Il ne voulait pas absolument d’abord. Mais à force de prières et surtout de menaces, elle le décida, et elle ne descendit qu’après qu’il lui eut juré qu’il écrirait, le soir même une lettre d’excuses à M. Courtois. Il tint sa parole, mais il finissait par être excédé de cette tyrannie. Il était las d’immoler sans cesse sa volonté, de sacrifier sa liberté à ce point qu’il ne pouvait rien projeter, rien dire, rien promettre, avant d’avoir consulté l’œil clair de cette femme jalouse qui ne permettait pas qu’il s’écartât du cercle de ses jupons.
De plus en plus, la chaîne devenait lourde et le meurtrissait, et il commençait à comprendre qu’elle ne se délierait pas seule, à la longue, mais que tôt ou tard il lui faudrait la briser.
Il n’avait jamais aimé Berthe, ni Fancy, ni personne probablement, et il aimait la fille du maire d’Orcival.

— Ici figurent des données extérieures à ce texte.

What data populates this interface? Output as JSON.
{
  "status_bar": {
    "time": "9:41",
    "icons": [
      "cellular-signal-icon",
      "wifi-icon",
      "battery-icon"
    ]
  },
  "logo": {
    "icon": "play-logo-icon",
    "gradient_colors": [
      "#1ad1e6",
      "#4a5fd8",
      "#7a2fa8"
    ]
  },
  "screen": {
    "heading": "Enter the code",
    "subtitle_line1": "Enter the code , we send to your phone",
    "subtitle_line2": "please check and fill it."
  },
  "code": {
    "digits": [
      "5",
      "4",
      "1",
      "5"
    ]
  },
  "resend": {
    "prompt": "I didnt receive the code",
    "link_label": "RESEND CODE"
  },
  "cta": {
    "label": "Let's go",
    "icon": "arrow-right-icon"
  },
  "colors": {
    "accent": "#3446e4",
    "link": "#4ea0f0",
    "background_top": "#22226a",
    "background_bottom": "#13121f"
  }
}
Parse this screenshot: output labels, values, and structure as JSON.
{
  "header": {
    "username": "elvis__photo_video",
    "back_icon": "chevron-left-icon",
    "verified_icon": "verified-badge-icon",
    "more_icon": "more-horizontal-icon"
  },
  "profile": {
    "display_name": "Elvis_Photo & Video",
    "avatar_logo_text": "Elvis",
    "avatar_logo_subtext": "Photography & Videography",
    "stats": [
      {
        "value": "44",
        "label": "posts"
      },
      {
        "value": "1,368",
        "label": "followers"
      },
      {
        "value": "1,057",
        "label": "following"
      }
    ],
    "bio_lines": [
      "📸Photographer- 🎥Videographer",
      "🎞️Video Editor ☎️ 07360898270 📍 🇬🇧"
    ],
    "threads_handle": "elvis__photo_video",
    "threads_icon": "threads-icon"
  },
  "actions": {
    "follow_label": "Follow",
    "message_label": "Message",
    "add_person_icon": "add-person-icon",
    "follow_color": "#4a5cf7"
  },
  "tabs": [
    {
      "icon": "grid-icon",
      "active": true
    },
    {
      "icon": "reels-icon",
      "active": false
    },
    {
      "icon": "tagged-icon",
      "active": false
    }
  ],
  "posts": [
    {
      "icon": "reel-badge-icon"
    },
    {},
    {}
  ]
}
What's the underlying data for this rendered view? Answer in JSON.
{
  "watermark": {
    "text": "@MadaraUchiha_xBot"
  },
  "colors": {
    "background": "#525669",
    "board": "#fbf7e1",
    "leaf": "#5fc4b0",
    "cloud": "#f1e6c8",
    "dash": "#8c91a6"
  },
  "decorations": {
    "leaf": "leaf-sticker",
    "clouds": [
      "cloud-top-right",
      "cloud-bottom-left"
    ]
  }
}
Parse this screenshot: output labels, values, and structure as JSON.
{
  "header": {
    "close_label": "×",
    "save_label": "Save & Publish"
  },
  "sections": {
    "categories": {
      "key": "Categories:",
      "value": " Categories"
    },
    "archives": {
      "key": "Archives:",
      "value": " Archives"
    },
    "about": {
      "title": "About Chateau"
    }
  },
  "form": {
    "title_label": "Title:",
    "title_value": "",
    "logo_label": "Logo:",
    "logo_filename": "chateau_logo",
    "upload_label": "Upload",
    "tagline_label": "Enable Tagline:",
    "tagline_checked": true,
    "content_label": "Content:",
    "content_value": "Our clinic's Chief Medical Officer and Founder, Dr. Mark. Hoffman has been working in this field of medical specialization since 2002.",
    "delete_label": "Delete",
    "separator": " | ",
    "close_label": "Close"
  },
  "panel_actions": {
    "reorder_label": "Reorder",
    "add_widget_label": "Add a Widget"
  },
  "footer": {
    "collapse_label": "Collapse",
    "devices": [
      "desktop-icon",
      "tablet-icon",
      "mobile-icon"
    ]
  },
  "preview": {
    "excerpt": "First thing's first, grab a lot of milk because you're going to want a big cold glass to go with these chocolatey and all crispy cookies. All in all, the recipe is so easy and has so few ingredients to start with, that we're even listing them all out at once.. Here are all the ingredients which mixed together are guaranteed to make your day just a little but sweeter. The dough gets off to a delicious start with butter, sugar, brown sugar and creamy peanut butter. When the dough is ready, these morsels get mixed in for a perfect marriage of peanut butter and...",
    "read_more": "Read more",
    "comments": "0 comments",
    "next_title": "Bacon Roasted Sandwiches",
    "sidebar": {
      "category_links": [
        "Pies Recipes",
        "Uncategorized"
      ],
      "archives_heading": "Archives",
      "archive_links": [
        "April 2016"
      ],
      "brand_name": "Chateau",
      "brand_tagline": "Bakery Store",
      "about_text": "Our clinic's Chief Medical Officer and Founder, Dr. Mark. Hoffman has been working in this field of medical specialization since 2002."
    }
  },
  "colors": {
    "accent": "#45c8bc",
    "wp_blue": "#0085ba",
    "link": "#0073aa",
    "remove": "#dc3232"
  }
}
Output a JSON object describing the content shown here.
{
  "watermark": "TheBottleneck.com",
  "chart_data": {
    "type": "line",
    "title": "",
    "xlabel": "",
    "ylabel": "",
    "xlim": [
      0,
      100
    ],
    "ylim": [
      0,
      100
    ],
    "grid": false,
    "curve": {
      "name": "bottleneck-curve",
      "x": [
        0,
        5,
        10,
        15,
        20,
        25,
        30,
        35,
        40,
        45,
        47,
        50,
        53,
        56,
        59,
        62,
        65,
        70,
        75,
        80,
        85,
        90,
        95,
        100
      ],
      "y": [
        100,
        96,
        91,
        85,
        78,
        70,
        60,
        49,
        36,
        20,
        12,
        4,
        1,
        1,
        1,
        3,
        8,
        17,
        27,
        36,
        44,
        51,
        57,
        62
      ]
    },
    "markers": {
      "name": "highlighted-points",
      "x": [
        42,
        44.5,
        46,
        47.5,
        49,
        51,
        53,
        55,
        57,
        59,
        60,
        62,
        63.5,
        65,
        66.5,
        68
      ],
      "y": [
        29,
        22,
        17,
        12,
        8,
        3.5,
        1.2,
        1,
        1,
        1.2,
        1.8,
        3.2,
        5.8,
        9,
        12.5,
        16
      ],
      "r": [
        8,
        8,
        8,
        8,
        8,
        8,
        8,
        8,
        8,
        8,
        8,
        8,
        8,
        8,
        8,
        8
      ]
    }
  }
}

Le million qui devait former sa couronne de mariée avait commencé par l’éblouir, mais peu à peu il avait subi le charme pénétrant qui s’exhalait de la personne de Laurence. Il était séduit, lui, le viveur blasé, par tant de grâces, tant d’innocence naïve, par tant de candeur et de beauté. Si bien qu’il eût épousé Laurence pauvre, comme Sauvresy avait épousé Berthe.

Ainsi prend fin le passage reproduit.